M.S. : Non. Les problèmes liés à la crise sanitaire appartiennent au passé. Ce qui fragilise aujourd’hui, c’est la chute de certains marchés, le comportement d’épargne des ménages et la prudence des entreprises, qui conservent leur trésorerie au lieu d’investir. Le remboursement des PGE n’est plus qu’un sujet marginal, la plupart seront soldés d’ici à juin prochain. Les charges croissantes, la concurrence étrangère et les problématiques douanières pèsent davantage.
L’accès au crédit constitue-t-il aujourd’hui un problème pour les entreprises ?
M.S. : Nous n’avons pas de remontée particulière. Les entreprises saines trouvent à se financer, même si les secteurs en difficulté rencontrent plus d’obstacles.
Le véritable sujet reste la trésorerie. Nous travaillons main dans la main avec les tribunaux de commerce, l’ordre des avocats, des experts-comptables, les banques, les CCI. On ne le répétera jamais assez : un chef d’entreprise qui s’y prend tôt lorsqu’il rencontre des difficultés, a devant lui un panel de solutions assez important.

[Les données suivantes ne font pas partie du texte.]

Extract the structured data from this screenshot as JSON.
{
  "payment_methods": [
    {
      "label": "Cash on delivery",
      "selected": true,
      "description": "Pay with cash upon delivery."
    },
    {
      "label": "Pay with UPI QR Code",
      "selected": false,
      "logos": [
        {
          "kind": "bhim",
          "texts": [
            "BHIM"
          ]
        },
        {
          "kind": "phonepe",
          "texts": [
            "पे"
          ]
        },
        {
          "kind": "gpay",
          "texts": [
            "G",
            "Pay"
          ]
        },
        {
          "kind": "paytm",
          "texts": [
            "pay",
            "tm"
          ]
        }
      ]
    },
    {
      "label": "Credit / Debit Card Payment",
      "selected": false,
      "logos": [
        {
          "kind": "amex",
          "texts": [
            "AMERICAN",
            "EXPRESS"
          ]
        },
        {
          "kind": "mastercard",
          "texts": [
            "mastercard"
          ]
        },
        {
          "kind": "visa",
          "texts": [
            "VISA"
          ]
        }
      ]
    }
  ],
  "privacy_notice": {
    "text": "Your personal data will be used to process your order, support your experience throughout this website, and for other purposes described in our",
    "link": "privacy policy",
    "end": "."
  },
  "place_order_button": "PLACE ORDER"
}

Les TPE et PME, très nombreuses en Gironde, sont-elles particulièrement exposées ?
M.S. : Toutes les entreprises le sont, des TPE aux ETI. Ce que nous attendons, c’est une revalorisation du travail. Les salariés doivent pouvoir vivre correctement de leur activité. Ce serait bénéfique à la fois pour eux et pour les entreprises.

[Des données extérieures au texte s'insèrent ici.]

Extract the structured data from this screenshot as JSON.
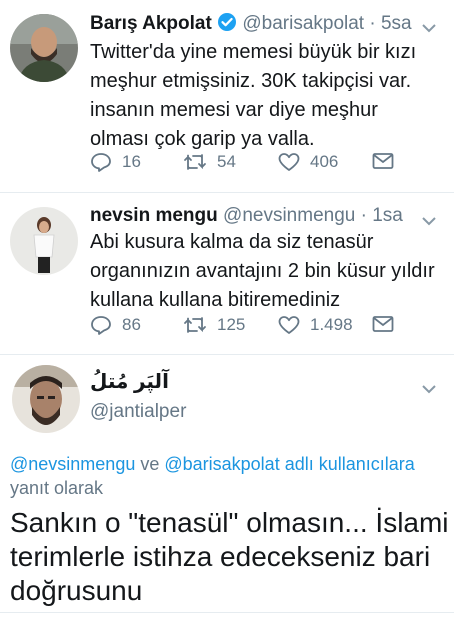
{
  "tweets": [
    {
      "name": "Barış Akpolat",
      "handle": "@barisakpolat",
      "sep": "·",
      "time": "5sa",
      "verified": true,
      "text": "Twitter'da yine memesi büyük bir kızı meşhur etmişsiniz. 30K takipçisi var. insanın memesi var diye meşhur olması çok garip ya valla.",
      "replies": "16",
      "retweets": "54",
      "likes": "406"
    },
    {
      "name": "nevsin mengu",
      "handle": "@nevsinmengu",
      "sep": "·",
      "time": "1sa",
      "verified": false,
      "text": "Abi kusura kalma da siz tenasür organınızın avantajını 2 bin küsur yıldır kullana kullana bitiremediniz",
      "replies": "86",
      "retweets": "125",
      "likes": "1.498"
    }
  ],
  "focused": {
    "name": "آلپَر مُتلُ",
    "handle": "@jantialper",
    "reply_mention_1": "@nevsinmengu",
    "reply_joiner": " ve ",
    "reply_mention_2": "@barisakpolat",
    "reply_suffix": " adlı kullanıcılara",
    "reply_line2": "yanıt olarak",
    "text": "Sankın o \"tenasül\" olmasın... İslami terimlerle istihza edecekseniz bari doğrusunu"
  },
  "colors": {
    "verified": "#1da1f2",
    "muted": "#657786",
    "link": "#1b95e0",
    "text": "#14171a"
  },
  "icons": [
    "reply-icon",
    "retweet-icon",
    "like-icon",
    "message-icon",
    "verified-icon",
    "chevron-down-icon"
  ]
}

Qu’attendez-vous de l’action publique ?
M.S. : Nous l’avons bien compris, le problème central est la dette. Et l’un des antidotes, certainement le meilleur, c’est la croissance. Avec 0,6 ou 0,7 % de croissance, nous n’y arriverons pas. Il faut retrouver un rythme proche de 2 %. Cela suppose des politiques favorables à l’investissement des particuliers et des entreprises, à la recherche, à la compétitivité. Oui, il faut réduire les dépenses mais mettre à mal des filières qui sont utiles d’un point de vue économique et écologique, je ne suis pas sûr que ce soit la meilleure solution. Pour soigner la France de la dette, il y a deux solutions, Mais il y en a une qui pourrait la laisser exsangue. Il ne faudrait pas que le remède tue le malade.
Quel message souhaitez-vous adresser à vos 1 150 adhérents en cette rentrée ?
M.S. : Un message de courage et d’espoir. Les chefs d’entreprise ont appris à être agiles, au prix d’une certaine fatigue, mais ils restent combatifs, optimistes et essayent de trouver des solutions. Pour l’instant, ce qui fait tenir l’économie française, ce sont bien les entrepreneurs et la force de travail de tous ceux qui se lèvent le matin, quel que soit leur métier.